荷馬車を降りて呆然と立ち尽くすコトリは、ユウの名を呼ぶ声に我に返った。振りかえれば、検問所にいたはずの武官がそこにいた。
「申し訳ありません、ユウ様。早文と行き違いになっていたようです」
武骨な手が差し出した文の押印を見て、ユウの眉が険しく寄る。小さく屈みこんで文を受けとり武官になにやら耳打ちをすれば、若い武官はコトリたちを見て穏やかに微笑んだ。彼らの会話は雑踏に紛れ、言葉の片鱗もコトリの耳には届かなかった。隣に立つカモに話しかけようとしても、この至近距離で大声を出していいのかと戸惑ってしまう。おろおろと辺りを見回していると、カモが不意に体を寄せた。
「あんまり挙動不審にならないほうがいい。下手にここに慣れていないような素振りをすれば、狙われるよ」
あまりに耳元で話すので、こそばゆさに身を縮めかけたコトリは、最後の言葉にぎょっとカモの顔を見返した。
「ね、狙われるって何に」
「何って……コトリさん、本当にあの村から出たことないんだね」
カモは呆れたように息を吐いた。
「この国で人を襲うのは魔だけじゃない。人だって、襲ってくるよ。ここじゃああなたの持っている北鈴の藍染めだって高級品になる。欲っしても手に入らないなら、追い剥ぎも人殺しも行われる場所だ。覚えておいた方がいい」
急に今みている華やかな情景が一変ような気分になった。なんの憂いもなさそうに笑い合う人々が、腹に一物抱えているように見えてくる。時おりコトリに視線を投げる大人たちに、背筋がすっと冷えた。
「気を付けるわよ……にしえも、ここには魔は入り込まないの?街道にくらべて気配を感じないけど」
「城下町はまだ結界に守られてるからね。影がいたり術師がいたりする村や街なんかもそうだ。力の強い結界なら、そう易々とは魔も侵入しない。ここは術師の本家も近いし、気配がなくても当たり前だと思う。……まぁ、最近は影の人数も少なくて、はずれの方だと魔が入り込んでくるみたいだけどね」
「結界……」
ふと、なにかがコトリの中に引っ掛かった。カモの言葉を反芻しようとしたとき、武官の低い声がかかった。
「君がユウ様に見いだされた子だな」
見上げるほどの長身がコトリの横に立つ。武官は軽く礼を示すと屈みこんでコトリの顔を見つめた。
「賢そうな顔をしてるじゃないか。今年も有望株が集まるといいな」
「え……あの、ユウ様は……」
「急ぎの用ができたそうだ。ああ、紹介が遅れたな。私は李毅。見ての通り武官の端くれだ。日暮れまでに君を影の屋敷に連れていくよう頼まれたんだが、城下町ははじめてか?」
「……やっぱりすぐ分かっちゃいます?」
「それだけ顔が固まってればな」
破顔一笑され、コトリは思わず顔を覆った。泣きたい。忠告されたばかりだというのに、泣きっ面に蜂である。
「まぁ、そう思ってな。どうだ。日暮れまでまだ時間もあるし、私と一緒に城下を見て歩かないか」
「せめてもうすこし軽装の方と歩きたいです」
カモも確かにと頷いた。
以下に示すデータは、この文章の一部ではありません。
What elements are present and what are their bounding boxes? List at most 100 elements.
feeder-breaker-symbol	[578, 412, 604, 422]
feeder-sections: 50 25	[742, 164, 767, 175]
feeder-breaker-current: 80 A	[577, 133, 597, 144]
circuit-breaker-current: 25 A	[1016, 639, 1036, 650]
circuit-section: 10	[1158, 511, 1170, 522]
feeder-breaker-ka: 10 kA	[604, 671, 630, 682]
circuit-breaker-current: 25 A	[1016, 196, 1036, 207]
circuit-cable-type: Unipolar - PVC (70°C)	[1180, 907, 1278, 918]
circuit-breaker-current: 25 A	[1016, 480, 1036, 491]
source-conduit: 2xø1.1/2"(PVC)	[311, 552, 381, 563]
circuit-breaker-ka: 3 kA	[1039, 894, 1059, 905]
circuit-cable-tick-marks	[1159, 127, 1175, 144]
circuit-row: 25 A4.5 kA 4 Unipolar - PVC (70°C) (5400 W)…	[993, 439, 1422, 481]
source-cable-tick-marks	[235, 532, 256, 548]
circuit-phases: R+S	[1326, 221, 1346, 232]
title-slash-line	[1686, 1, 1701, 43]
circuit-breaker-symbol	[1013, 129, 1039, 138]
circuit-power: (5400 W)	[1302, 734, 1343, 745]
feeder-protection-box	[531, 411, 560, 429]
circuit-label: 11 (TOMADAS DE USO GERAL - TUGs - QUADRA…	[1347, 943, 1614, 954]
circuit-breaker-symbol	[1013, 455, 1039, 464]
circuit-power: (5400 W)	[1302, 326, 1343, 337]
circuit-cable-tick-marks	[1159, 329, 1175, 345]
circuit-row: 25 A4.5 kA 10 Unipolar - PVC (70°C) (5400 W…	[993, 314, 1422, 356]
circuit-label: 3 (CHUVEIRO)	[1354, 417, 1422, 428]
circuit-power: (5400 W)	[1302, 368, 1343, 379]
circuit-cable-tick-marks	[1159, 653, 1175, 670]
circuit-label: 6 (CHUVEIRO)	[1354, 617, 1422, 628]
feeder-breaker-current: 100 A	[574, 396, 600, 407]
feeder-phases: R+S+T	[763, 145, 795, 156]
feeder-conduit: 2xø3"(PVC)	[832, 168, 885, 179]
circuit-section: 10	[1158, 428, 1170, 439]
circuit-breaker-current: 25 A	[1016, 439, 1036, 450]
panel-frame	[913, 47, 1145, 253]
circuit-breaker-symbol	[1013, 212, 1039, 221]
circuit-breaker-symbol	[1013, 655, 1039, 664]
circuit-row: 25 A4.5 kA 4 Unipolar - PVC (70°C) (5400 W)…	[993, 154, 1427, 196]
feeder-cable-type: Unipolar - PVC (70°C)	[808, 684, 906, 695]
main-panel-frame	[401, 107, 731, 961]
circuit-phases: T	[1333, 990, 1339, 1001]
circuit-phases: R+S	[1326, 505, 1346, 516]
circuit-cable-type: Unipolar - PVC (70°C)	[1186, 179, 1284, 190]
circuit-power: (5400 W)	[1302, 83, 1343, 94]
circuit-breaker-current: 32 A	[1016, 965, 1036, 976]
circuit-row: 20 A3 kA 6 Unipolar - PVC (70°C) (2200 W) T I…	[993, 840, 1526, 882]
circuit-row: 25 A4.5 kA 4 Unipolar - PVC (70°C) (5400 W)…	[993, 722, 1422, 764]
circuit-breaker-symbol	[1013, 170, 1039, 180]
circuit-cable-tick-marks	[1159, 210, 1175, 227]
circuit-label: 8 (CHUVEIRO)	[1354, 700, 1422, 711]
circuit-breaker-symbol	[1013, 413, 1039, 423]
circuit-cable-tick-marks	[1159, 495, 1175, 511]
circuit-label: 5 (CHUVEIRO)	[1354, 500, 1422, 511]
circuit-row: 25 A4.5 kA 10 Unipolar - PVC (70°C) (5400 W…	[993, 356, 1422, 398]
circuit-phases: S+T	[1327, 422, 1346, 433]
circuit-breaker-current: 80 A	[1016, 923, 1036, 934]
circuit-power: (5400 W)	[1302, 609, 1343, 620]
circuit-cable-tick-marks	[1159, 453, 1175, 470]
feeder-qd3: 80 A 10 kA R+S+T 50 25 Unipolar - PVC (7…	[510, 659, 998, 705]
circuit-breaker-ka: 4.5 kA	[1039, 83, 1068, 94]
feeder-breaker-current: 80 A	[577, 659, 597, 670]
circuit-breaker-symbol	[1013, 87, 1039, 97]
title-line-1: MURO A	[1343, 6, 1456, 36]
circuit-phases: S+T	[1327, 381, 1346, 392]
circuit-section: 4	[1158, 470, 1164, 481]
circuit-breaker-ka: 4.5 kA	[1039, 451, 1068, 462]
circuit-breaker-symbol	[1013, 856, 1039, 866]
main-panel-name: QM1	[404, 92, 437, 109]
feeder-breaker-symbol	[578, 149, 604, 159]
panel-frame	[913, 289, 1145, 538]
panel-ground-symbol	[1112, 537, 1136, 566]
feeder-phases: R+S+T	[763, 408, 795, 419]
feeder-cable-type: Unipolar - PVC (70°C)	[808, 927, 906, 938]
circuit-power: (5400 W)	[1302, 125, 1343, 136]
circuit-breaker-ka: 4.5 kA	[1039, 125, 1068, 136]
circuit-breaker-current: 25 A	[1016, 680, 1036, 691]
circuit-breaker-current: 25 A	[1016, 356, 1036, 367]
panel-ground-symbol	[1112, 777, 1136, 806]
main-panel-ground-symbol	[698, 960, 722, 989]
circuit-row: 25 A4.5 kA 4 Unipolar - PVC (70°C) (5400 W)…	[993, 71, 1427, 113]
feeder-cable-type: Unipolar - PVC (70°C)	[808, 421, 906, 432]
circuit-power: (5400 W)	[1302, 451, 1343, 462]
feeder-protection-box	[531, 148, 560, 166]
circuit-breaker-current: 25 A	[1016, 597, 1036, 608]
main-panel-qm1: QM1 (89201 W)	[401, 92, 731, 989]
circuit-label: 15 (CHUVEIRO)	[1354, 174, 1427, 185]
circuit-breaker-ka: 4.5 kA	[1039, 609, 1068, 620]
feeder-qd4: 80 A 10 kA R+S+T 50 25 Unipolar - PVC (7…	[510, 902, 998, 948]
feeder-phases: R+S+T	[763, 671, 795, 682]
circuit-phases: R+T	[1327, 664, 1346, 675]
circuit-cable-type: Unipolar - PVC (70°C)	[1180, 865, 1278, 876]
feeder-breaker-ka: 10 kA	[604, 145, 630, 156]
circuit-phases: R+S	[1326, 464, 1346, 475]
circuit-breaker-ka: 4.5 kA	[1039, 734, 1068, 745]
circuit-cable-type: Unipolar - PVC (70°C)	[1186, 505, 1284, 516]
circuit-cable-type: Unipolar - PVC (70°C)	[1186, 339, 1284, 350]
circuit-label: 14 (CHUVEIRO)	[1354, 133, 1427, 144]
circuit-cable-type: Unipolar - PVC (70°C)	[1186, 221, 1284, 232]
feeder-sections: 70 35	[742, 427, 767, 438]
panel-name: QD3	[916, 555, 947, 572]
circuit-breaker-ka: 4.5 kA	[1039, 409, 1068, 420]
李毅は武官ゆえに鎧刀を纏い、鈴の国紋を下げている。このまま連れだって歩けば、まず間違いなくコトリは城下町中に顔を覚えられるに違いない。
「……分かった。急だが休みを取れないか聞いてみよう。君は?共にくるか」
渋々承知した李毅は、カモのほうを向いて尋ねた。
「ぼくはいい。城下町なら珍しくないし、影の屋敷も知ってるから。じゃあ、またね」
呆気なく別れを告げると、カモの黒衣はあっという間に雑踏に溶け込んでしまった。
「あれが神童カモ少年か」
李毅の声に、コトリは顔を上げた。
「神童?」
「城下では有名な名なんだけどな。神童カモ。ユウ老師の孫で、13歳で影になりその業績は数知れず。にも関わらずどうしてかその足取りはいつも分からなくて気づけばいなくなる、本当に影みたいな'影'ってね。直接会った人であっても、どうしてか街ですれ違っても気付かないくらい忘れてしまう。人読んで''溯夜の申し子''……ってね。存在感薄いのかと思っていたが、今みるとそうでもないな」
「淡々としてるけど、自己意識は強そうよ」
「そんな気がした」
李毅は明るく笑い飛ばすとコトリの頭に手を乗せた。
「ま、そんなのはこれから知っていけばいい。まずは歓迎するよ。ようこそ少女よ。新たな世界へ」
暖かな太陽の香りがして、コトリは凝り固まっていた肩の力がすとんと落ちた気がした。